What is Idiopathic Parafoveal Telangiectsasia (PFT)?
Light enters the eye and is focused onto the retina, the light-sensing part of the eye. This information is transmitted through the optic nerve to the brain where it is interpreted as the images you see. The macula is the part of the retina responsible for central vision, and the fovea is the center of the macula responsible for sharp detail vision used in reading and driving. Small blood vessels called capillaries supply the macula with oxygen and nutrients.

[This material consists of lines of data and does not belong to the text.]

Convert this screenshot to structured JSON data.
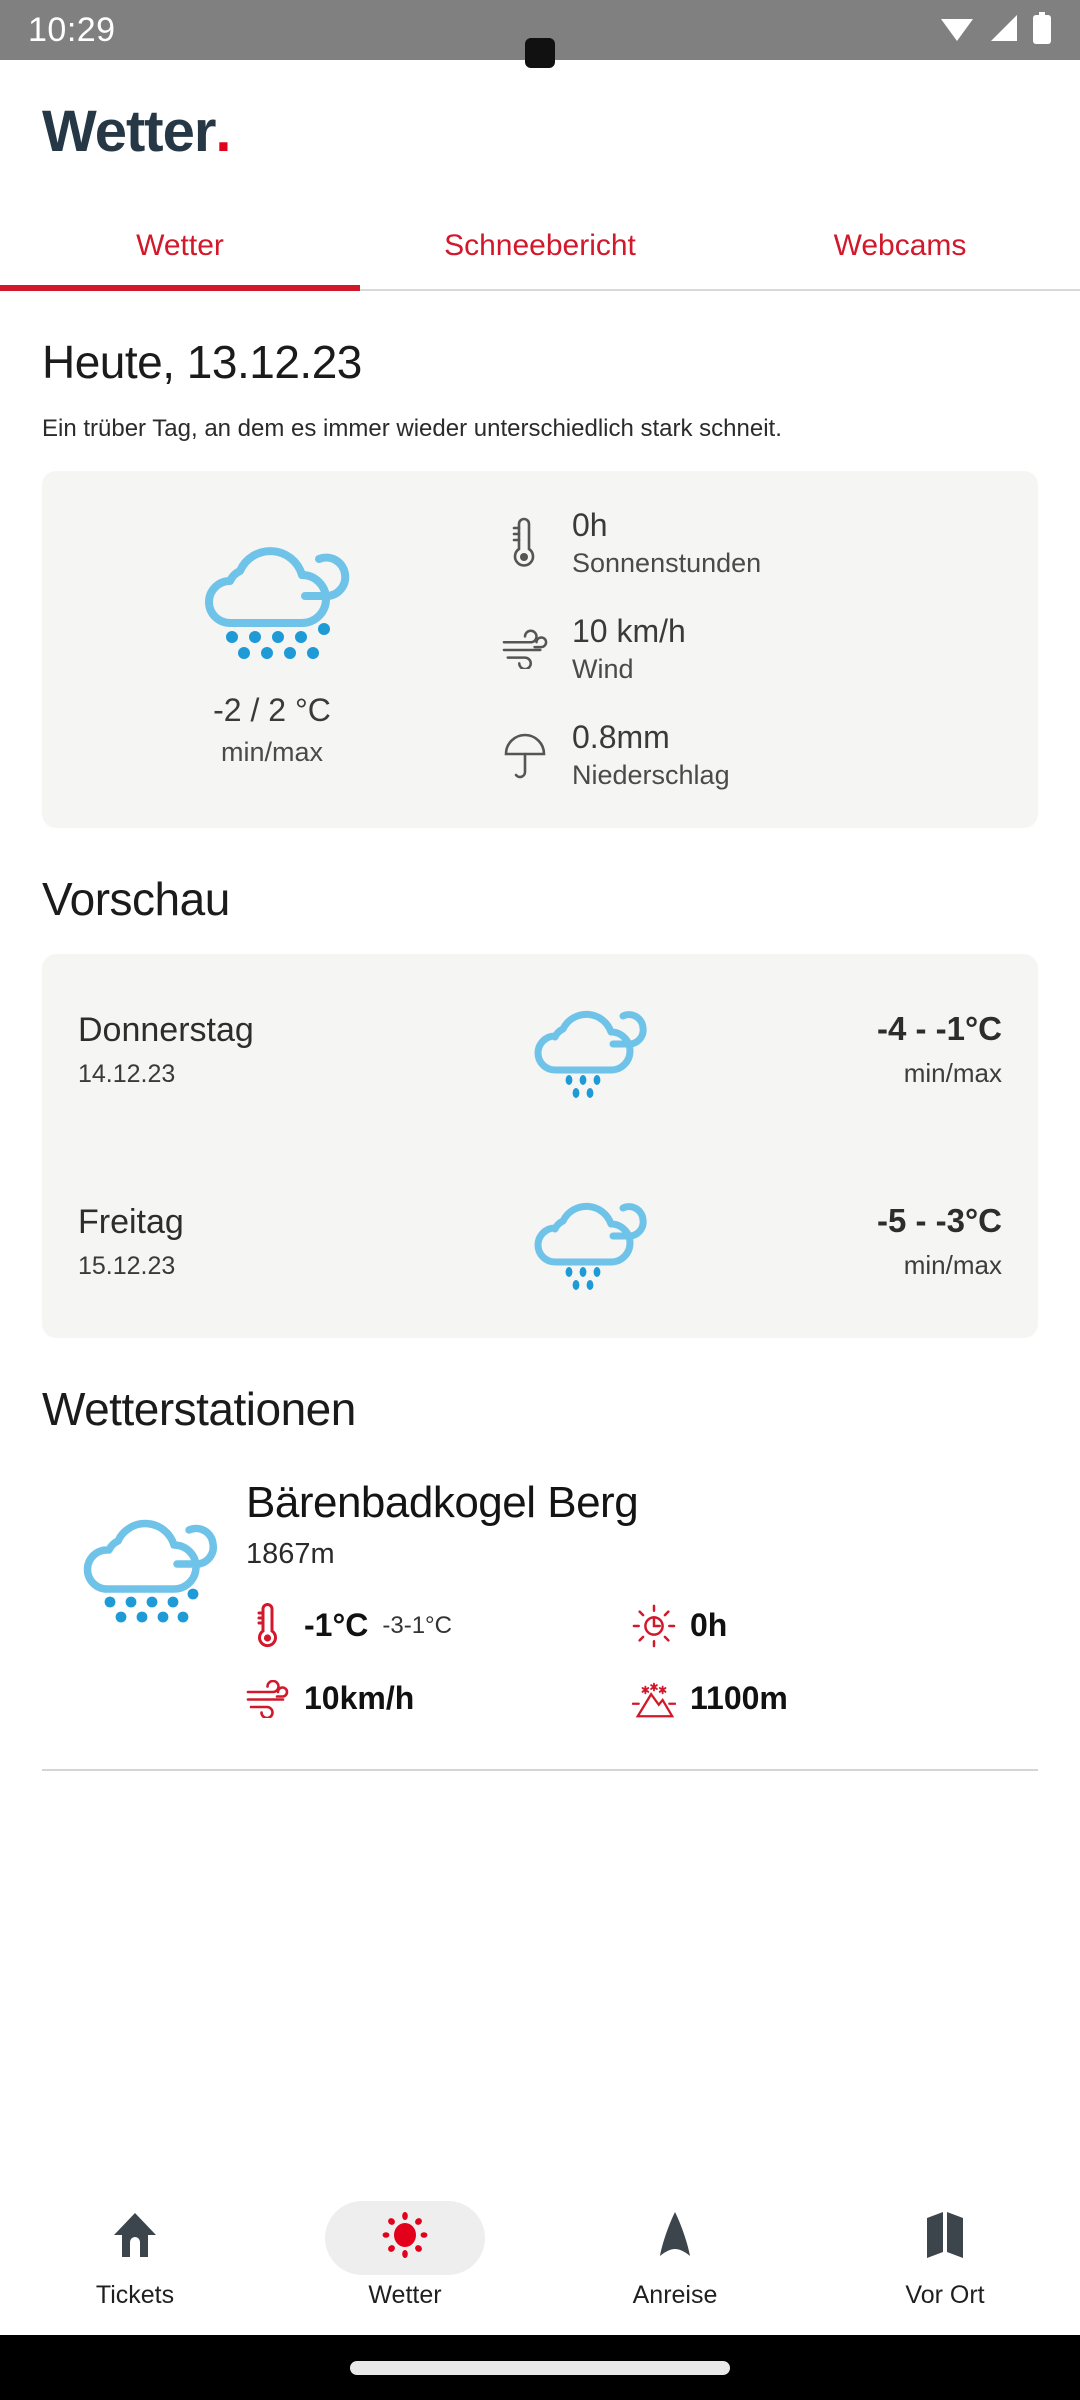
{
  "status_bar": {
    "time": "10:29",
    "icons": [
      "wifi-icon",
      "signal-icon",
      "battery-icon"
    ]
  },
  "brand": {
    "name": "Wetter",
    "dot": ".",
    "color": "#263845",
    "accent": "#e2001a"
  },
  "tabs": {
    "active_index": 0,
    "items": [
      {
        "label": "Wetter"
      },
      {
        "label": "Schneebericht"
      },
      {
        "label": "Webcams"
      }
    ],
    "color": "#d2182b"
  },
  "today": {
    "title": "Heute, 13.12.23",
    "description": "Ein trüber Tag, an dem es immer wieder unterschiedlich stark schneit.",
    "icon": "snow-cloud-icon",
    "temperature": "-2 / 2 °C",
    "temperature_label": "min/max",
    "stats": [
      {
        "icon": "thermometer-icon",
        "value": "0h",
        "label": "Sonnenstunden"
      },
      {
        "icon": "wind-icon",
        "value": "10 km/h",
        "label": "Wind"
      },
      {
        "icon": "umbrella-icon",
        "value": "0.8mm",
        "label": "Niederschlag"
      }
    ]
  },
  "forecast": {
    "title": "Vorschau",
    "days": [
      {
        "day": "Donnerstag",
        "date": "14.12.23",
        "icon": "rain-cloud-icon",
        "range": "-4 - -1°C",
        "range_label": "min/max"
      },
      {
        "day": "Freitag",
        "date": "15.12.23",
        "icon": "rain-cloud-icon",
        "range": "-5 - -3°C",
        "range_label": "min/max"
      }
    ]
  },
  "stations": {
    "title": "Wetterstationen",
    "items": [
      {
        "icon": "snow-cloud-icon",
        "name": "Bärenbadkogel Berg",
        "altitude": "1867m",
        "stats": [
          {
            "icon": "thermometer-icon",
            "value": "-1°C",
            "sub": "-3-1°C"
          },
          {
            "icon": "sun-hours-icon",
            "value": "0h",
            "sub": ""
          },
          {
            "icon": "wind-icon",
            "value": "10km/h",
            "sub": ""
          },
          {
            "icon": "snowline-mountain-icon",
            "value": "1100m",
            "sub": ""
          }
        ]
      }
    ]
  },
  "bottom_nav": {
    "active_index": 1,
    "items": [
      {
        "label": "Tickets",
        "icon": "home-icon"
      },
      {
        "label": "Wetter",
        "icon": "sun-icon"
      },
      {
        "label": "Anreise",
        "icon": "navigation-arrow-icon"
      },
      {
        "label": "Vor Ort",
        "icon": "map-icon"
      }
    ]
  },
  "colors": {
    "brand_dark": "#263845",
    "accent_red": "#e2001a",
    "tab_red": "#d2182b",
    "cloud_light": "#6fc3e8",
    "cloud_dot": "#1e9ad6",
    "card_bg": "#f5f5f3"
  }
}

Parafoveal (para = near or beside), also known as perifoveal (peri = around) telangiectasia or macular telangiectasia is an uncommon disease in which the capillaries and small blood vessels surrounding the fovea are abnormal and can cause visual loss.
In most cases, PFT affects both eyes, although one eye may be more significantly affected. In some cases, the capillaries may leak, causing an accumulation of fluid called macular edema that can cause further decrease in vision. In other cases, abnormal blood vessels may grow, a process called choroidal neovascularization, which can leak fluid or blood into and under the retina, leading to scarring of the central retina and ultimately, loss of vision if left untreated.
Our board-certified retina specialists at Retina Consultants of Texas can diagnose and manage the care of idiopathic PFT patients.
Causes and Symptoms of Idiopathic Parafoveal Telangiectsasia (PFT)
Both men and women are at risk for developing parafoveal telangiectsasia (PFT). It is most common in people who are middle-aged or older, with an average age of onset of 55 years. Some patients with PFT have high blood pressure or diabetes. Others might have received radiation to the head or neck as part of cancer treatment. In most cases however, the cause is unknown (idiopathic) with no clear connection to other diseases.
The most common symptom of PFT is gradual, progressive blurred central vision in one or both eyes. Other symptoms such as distorted vision or “blank spots” may occur. In some cases, PFT can cause a sudden decline in central vision.
Treatment and Prognosis
Depending on the type and stage of PFT as well as the possible development of secondary choroidal neovascularization, treatment may include injection of anti-vascular endothelial growth factor (anti-VEGF) medications (Lucentis, Avastin, or Eylea) or rarely, laser photocoagulation. Because PFT rarely causes severe vision loss, many cases are treated with close clinical observation.